Bradford/his agent look worse
Refusing to show up for voluntary workouts isn't the football world's greatest sin. But then you factor in the trade demand and the passive-aggressive refusal to even answer the phone when someone employed by the Eagles is on the other end, and suddenly Bradford seems like he's pulling an Eric Cartman.
Bradford's agent, Tom Condon, certainly hasn't helped Bradford repair his fractured image. In a recent interview, Condon said everyone knows that, with Wentz around, Bradford is merely a "a short-term guy" and that's "not a particularly favorable position for Sam."
"And I know people say 'Why doesn't he just compete and win the job?' There is no real competition," Condon said. "If you've given up the draft choices and you're the second pick in the draft, [Carson Wentz is] playing. That's all there is to it."
If there's one thing that tends to irk Philly sports fans/Philly media - by all accounts regarded as rational and level-headed folk - it's the perception that an overpaid, underproductive athlete doesn't want to work hard. As our guy Reuben Frank pointed out, Bradford has made more than $100 million so far in his career without producing a winning season or a playoff victory. That's the kind of thing that makes people around here mad(der).
So, Condon, what do you think about all the ire directed at you and your client?
"Not terribly pleasant," he replied.
It's the one thing he's gotten right so far.
The reaction is worse
This is the sort of thing that lends itself to finger-wagging columns and people who like to get worked up. There have been so many hot takes. The takes got so hot, in fact, that one local scribbler drew a parallel between skipping voluntary workouts and the Spanish Inquisition. Not to be outdone, Angelo Cataldi channeled his inner Joe McCarthy and called Bradford "un-American." Because of course. It's all right there in your middle school history book.
On the radio and in various forms of social media, Bradford has been called a "wimp" and a "crybaby" and a "loser." He's been implored to "grow a pair" and "suck it up, buttercup." He's rehabbed two ACL injuries, and he plays a brutal sport for a living, but you don't have to search very far to hear someone say he has "no guts." One person on Twitter advised the Eagles to trade him to the Soul. Another person on the radio advocated that the Eagles somehow move him to the practice squad as a form of punishment. Nuance is for suckers in other towns.
One of my favorite radio calls of the last two weeks began with an incensed fan - one of Cataldi's infamous Dirty 30 - that thought Bradford is a terrible teammate.

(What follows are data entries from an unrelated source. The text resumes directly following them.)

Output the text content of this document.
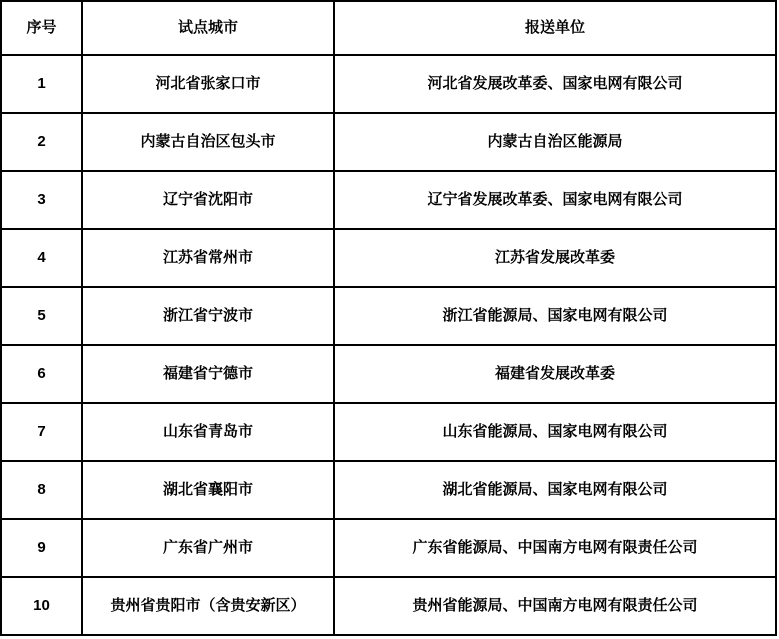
序号	试点城市	报送单位
1	河北省张家口市	河北省发展改革委、国家电网有限公司
2	内蒙古自治区包头市	内蒙古自治区能源局
3	辽宁省沈阳市	辽宁省发展改革委、国家电网有限公司
4	江苏省常州市	江苏省发展改革委
5	浙江省宁波市	浙江省能源局、国家电网有限公司
6	福建省宁德市	福建省发展改革委
7	山东省青岛市	山东省能源局、国家电网有限公司
8	湖北省襄阳市	湖北省能源局、国家电网有限公司
9	广东省广州市	广东省能源局、中国南方电网有限责任公司
10	贵州省贵阳市（含贵安新区）	贵州省能源局、中国南方电网有限责任公司
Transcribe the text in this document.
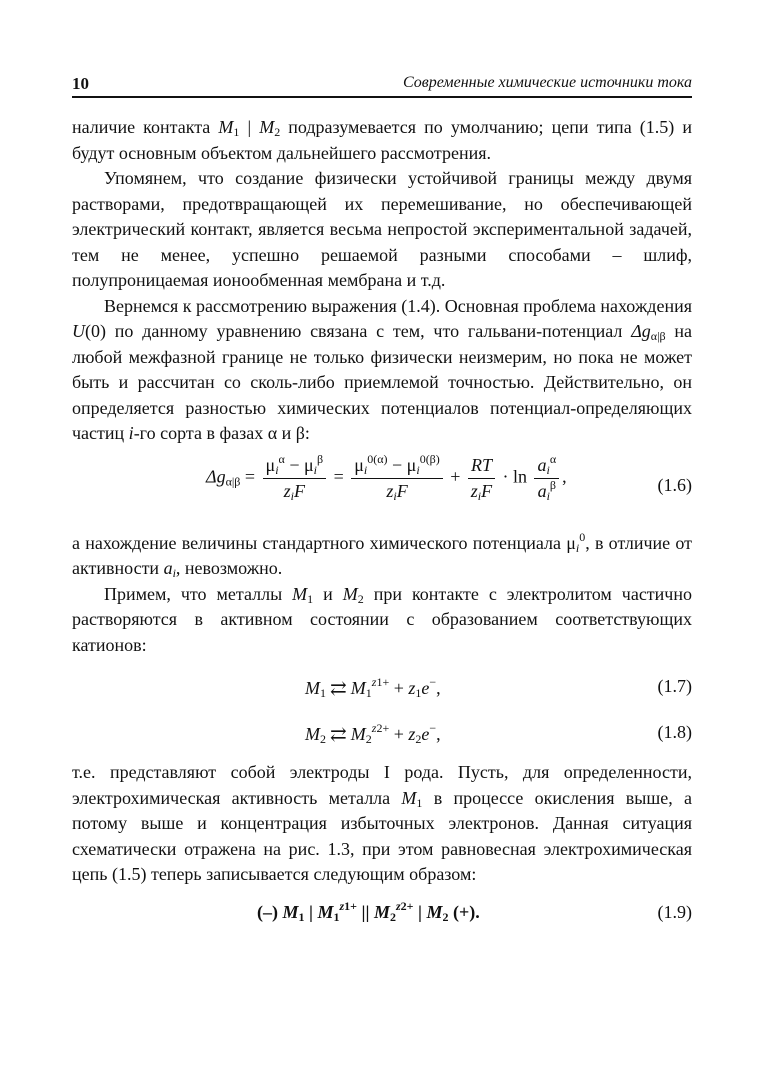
10	Современные химические источники тока

наличие контакта $M_1$ | $M_2$ подразумевается по умолчанию; цепи типа (1.5) и будут основным объектом дальнейшего рассмотрения.

Упомянем, что создание физически устойчивой границы между двумя растворами, предотвращающей их перемешивание, но обеспечивающей электрический контакт, является весьма непростой экспериментальной задачей, тем не менее, успешно решаемой разными способами – шлиф, полупроницаемая ионообменная мембрана и т.д.

Вернемся к рассмотрению выражения (1.4). Основная проблема нахождения U(0) по данному уравнению связана с тем, что гальвани-потенциал $\Delta g_{\alpha|\beta}$ на любой межфазной границе не только физически неизмерим, но пока не может быть и рассчитан со сколь-либо приемлемой точностью. Действительно, он определяется разностью химических потенциалов потенциал-определяющих частиц i-го сорта в фазах α и β:

$\Delta g_{\alpha|\beta} = \frac{\mu_i^\alpha - \mu_i^\beta}{z_iF} = \frac{\mu_i^{0(\alpha)} - \mu_i^{0(\beta)}}{z_iF} + \frac{RT}{z_iF} \cdot \ln \frac{a_i^\alpha}{a_i^\beta}$ ,	(1.6)

а нахождение величины стандартного химического потенциала $\mu_i^0$, в отличие от активности $a_i$, невозможно.

Примем, что металлы $M_1$ и $M_2$ при контакте с электролитом частично растворяются в активном состоянии с образованием соответствующих катионов:

$M_1$ ⇄ $M_1^{z1+} + z_1e^-$,	(1.7)
$M_2$ ⇄ $M_2^{z2+} + z_2e^-$,	(1.8)

т.е. представляют собой электроды I рода. Пусть, для определенности, электрохимическая активность металла $M_1$ в процессе окисления выше, а потому выше и концентрация избыточных электронов. Данная ситуация схематически отражена на рис. 1.3, при этом равновесная электрохимическая цепь (1.5) теперь записывается следующим образом:

(–) $M_1$ | $M_1^{z1+}$ || $M_2^{z2+}$ | $M_2$ (+).	(1.9)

He said if he played offensive line, and Ndamukong Suh lined up in front of him, he'd give Suh a free shot and implore him to "take Bradford's head off for me." In his imaginary scenario, not showing up for voluntary workouts makes you a bad teammate, but letting your teammate get killed is within reason. Deranged fantasy logic is complicated stuff.
There are crazy columns and tweets and radio calls about this every day now. There will be more. If Bradford ever plays another game for the Eagles - Roob thinks he might actually retire - he's going to get one hell of a reaction when he steps back on the field for the first time. The national media is no doubt working on various Santa references in advance.
Push. No one wins here. Not Bradford or his agent. Not the Eagles. Not the overheated fans and media. But don't worry. It will all be resolved. These things supposedly have a way of working themselves out.